Integrasi antara ibadah fisik (Salat) dan ibadah materi (Naḥr) menciptakan model hamba yang utuh dan seimbang. Kekuatan spiritual yang diperoleh dari salat (taqwa, kesabaran, kedekatan ilahi) digunakan sebagai modal untuk melaksanakan pengorbanan harta dan ego (Naḥr) di dunia nyata. Sebaliknya, kemauan untuk berkurban menguatkan keikhlasan yang diekspresikan dalam salat.

1. Melawan Hipokrisi

Al-Qur'an sering mengkritik mereka yang salat namun pelit (seperti dalam Surah Al-Ma'un, yang menyoroti mereka yang lalai dari salat dan enggan menolong yatim dan orang miskin). Surah Al-Kawthar secara preventif mengatasi hipokrisi ini dengan menggabungkan ibadah fisik dan sosial-ekonomi. Salat tanpa kemurahan hati adalah kosong, dan sedekah tanpa hubungan vertikal yang kuat (salat) mudah tercemari riya'.

2. Puncak Ketaatan

Apabila ayat pertama menjanjikan karunia yang tak terhitung, maka ayat kedua menuntut balasan setimpal: ibadah yang tak terbatas, di mana setiap aspek kehidupan—baik yang berhubungan dengan tubuh (salat) maupun yang berhubungan dengan harta (kurban)—dipersembahkan sepenuhnya lirabbika. Inilah puncak ketaatan seorang hamba, sebuah cetak biru untuk mencapai keridaan ilahi yang menjadi tujuan akhir dari karunia Al-Kawthar.

Dengan demikian, "Faṣalli lirabbika wanḥar" bukan sekadar perintah sejarah, melainkan sebuah kurikulum hidup yang abadi. Ia menggarisbawahi bahwa di dunia yang penuh fitnah dan godaan, kekuatan sejati seorang Muslim terletak pada dua pilar: Ibadah murni yang menghubungkannya dengan Pencipta, dan Pengorbanan yang tulus yang memutusnya dari keterikatan duniawi dan ego pribadi. Kedua tindakan ini, ketika dilakukan dengan ikhlas (lirabbika), menjamin kemenangan spiritual yang jauh lebih besar daripada kehinaan yang dituduhkan oleh musuh-musuh.

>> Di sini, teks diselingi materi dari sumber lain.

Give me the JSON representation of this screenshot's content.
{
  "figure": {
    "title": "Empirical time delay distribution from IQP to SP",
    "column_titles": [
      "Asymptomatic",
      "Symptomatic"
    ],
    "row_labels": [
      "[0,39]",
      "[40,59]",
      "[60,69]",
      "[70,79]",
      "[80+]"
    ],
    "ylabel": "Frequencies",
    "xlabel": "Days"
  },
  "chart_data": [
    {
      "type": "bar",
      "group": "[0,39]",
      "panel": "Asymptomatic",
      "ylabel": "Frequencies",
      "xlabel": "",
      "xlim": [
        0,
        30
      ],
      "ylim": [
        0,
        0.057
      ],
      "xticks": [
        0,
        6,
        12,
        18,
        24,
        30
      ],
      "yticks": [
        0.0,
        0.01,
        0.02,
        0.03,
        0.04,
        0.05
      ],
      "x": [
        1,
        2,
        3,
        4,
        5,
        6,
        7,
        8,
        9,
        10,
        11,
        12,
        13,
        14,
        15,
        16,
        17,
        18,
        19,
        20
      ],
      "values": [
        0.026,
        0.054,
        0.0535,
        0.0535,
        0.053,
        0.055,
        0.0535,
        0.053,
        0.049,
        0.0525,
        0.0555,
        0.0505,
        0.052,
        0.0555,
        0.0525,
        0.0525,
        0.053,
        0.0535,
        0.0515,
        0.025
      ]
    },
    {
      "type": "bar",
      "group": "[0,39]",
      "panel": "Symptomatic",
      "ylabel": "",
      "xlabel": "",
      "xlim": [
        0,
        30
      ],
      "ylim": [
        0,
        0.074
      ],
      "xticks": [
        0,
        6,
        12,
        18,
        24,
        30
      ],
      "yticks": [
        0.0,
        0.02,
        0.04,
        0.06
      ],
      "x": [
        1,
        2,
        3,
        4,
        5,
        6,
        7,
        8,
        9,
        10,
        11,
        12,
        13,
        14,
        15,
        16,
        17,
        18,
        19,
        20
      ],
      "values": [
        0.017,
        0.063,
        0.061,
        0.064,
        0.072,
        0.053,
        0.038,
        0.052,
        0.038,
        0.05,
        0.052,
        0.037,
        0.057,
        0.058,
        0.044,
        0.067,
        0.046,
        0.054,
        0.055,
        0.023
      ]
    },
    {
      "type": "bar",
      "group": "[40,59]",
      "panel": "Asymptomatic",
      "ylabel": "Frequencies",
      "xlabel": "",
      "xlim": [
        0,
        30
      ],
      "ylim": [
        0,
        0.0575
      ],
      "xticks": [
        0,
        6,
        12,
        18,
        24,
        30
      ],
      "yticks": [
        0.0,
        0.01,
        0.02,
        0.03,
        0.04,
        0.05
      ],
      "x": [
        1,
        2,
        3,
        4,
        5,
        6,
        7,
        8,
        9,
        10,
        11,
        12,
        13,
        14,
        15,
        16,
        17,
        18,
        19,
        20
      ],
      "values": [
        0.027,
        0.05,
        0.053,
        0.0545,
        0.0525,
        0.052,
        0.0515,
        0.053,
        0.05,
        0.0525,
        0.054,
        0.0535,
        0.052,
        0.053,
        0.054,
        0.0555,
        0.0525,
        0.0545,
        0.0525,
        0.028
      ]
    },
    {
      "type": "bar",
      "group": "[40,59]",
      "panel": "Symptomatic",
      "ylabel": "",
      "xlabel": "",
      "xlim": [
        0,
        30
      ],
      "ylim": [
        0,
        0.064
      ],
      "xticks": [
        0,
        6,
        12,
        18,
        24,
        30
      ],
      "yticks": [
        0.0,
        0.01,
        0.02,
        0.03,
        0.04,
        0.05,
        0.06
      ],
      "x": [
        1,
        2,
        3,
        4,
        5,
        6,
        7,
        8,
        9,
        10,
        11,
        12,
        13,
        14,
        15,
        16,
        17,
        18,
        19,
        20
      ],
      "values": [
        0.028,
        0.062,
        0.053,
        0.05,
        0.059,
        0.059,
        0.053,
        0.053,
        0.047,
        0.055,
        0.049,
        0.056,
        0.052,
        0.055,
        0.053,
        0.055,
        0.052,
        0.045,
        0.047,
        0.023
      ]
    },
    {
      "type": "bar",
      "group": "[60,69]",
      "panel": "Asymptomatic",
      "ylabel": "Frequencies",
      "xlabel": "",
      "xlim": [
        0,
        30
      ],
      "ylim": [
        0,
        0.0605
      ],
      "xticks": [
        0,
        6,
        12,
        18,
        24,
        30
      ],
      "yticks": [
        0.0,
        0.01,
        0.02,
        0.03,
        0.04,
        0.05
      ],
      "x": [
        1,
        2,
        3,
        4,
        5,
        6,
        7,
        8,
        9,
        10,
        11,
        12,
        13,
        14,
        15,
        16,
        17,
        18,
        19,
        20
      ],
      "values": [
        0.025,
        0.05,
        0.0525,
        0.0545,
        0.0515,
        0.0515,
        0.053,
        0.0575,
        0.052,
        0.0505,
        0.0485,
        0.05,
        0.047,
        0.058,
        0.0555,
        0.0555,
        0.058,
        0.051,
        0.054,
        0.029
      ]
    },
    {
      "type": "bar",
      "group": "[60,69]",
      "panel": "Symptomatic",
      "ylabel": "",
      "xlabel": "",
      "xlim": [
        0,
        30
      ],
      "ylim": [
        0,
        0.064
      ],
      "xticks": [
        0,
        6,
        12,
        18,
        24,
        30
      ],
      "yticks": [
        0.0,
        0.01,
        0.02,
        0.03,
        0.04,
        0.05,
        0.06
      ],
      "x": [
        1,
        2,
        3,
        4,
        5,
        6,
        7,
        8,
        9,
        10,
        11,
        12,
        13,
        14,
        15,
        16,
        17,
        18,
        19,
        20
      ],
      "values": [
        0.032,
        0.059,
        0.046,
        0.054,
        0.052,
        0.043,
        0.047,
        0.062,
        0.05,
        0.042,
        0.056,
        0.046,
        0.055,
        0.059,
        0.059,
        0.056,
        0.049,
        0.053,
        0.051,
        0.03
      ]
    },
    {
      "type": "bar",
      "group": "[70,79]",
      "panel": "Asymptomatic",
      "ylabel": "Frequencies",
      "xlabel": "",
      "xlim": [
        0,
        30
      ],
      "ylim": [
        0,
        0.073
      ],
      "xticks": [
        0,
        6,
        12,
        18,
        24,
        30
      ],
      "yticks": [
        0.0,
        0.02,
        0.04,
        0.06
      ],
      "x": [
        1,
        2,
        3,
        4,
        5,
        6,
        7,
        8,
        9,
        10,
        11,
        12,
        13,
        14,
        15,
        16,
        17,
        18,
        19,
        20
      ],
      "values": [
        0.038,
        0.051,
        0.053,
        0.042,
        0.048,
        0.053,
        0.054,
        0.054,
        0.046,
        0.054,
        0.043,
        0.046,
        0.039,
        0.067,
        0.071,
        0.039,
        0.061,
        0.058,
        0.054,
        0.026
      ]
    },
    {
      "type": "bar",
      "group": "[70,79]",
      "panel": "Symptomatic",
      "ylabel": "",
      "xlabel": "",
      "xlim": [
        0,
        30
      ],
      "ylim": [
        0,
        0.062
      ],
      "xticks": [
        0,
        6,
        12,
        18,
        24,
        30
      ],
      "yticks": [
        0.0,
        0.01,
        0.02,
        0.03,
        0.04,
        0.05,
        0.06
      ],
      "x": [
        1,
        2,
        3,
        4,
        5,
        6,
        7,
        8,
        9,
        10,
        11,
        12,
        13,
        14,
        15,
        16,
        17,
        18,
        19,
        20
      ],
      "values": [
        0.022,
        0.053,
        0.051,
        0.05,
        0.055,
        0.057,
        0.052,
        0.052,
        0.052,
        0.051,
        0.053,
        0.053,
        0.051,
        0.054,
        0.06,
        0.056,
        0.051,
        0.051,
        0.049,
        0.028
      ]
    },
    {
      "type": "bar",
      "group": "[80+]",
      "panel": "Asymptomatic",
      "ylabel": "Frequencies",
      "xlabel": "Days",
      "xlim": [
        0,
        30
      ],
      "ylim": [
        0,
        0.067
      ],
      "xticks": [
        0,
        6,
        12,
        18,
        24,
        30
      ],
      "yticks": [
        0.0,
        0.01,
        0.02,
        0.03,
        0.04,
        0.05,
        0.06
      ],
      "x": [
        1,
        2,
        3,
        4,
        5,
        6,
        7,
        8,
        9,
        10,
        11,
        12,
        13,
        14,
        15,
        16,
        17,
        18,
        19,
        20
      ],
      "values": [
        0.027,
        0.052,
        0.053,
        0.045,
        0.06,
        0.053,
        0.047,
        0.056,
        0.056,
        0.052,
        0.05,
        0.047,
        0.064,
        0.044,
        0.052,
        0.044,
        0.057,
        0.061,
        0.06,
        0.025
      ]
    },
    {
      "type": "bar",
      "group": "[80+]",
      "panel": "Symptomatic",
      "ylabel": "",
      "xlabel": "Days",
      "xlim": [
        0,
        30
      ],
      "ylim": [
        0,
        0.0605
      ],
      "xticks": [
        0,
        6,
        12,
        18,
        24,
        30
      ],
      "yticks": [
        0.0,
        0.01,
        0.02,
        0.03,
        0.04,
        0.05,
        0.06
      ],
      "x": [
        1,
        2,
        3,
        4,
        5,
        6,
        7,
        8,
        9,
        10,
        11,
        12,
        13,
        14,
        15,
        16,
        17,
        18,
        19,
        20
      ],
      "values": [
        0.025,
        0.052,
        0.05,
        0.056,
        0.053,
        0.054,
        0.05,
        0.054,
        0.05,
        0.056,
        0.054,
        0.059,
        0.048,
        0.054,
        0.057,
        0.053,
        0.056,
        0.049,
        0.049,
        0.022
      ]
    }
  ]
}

Kajian mendalam terhadap surah yang pendek ini memperlihatkan kebijaksanaan Allah yang luar biasa. Surah Al-Kawthar, melalui perintah tegas di ayat 2, menegaskan bahwa kepastian akan karunia yang abadi hanya dapat dicapai melalui tindakan nyata berupa ketundukan total (salat) dan pelepasan harta (kurban), semuanya diikat dalam benang merah keikhlasan yang tak tercela.

Setiap muslim, dalam menghadapi tantangan dan cobaan, didorong untuk kembali kepada inti dari perintah ini. Ketika dunia mencoba untuk memutus semangat, ketika fitnah menerpa, ketika keputusasaan melanda, jawaban ilahi tetap sama: dirikanlah salatmu (Faṣalli), kurbankanlah yang kau cintai (Wanḥar), dan pastikan semuanya hanya ditujukan kepada Tuhanmu (Lirabbika).

Inilah warisan agung dari Al-Kawthar ayat 2, sebuah formula untuk keberkahan yang tiada akhir dan kemenangan atas segala bentuk kefanaan dan kebencian duniawi. Kehidupan seorang mukmin harus menjadi perwujudan salat yang khusyuk dan pengorbanan yang tanpa pamrih.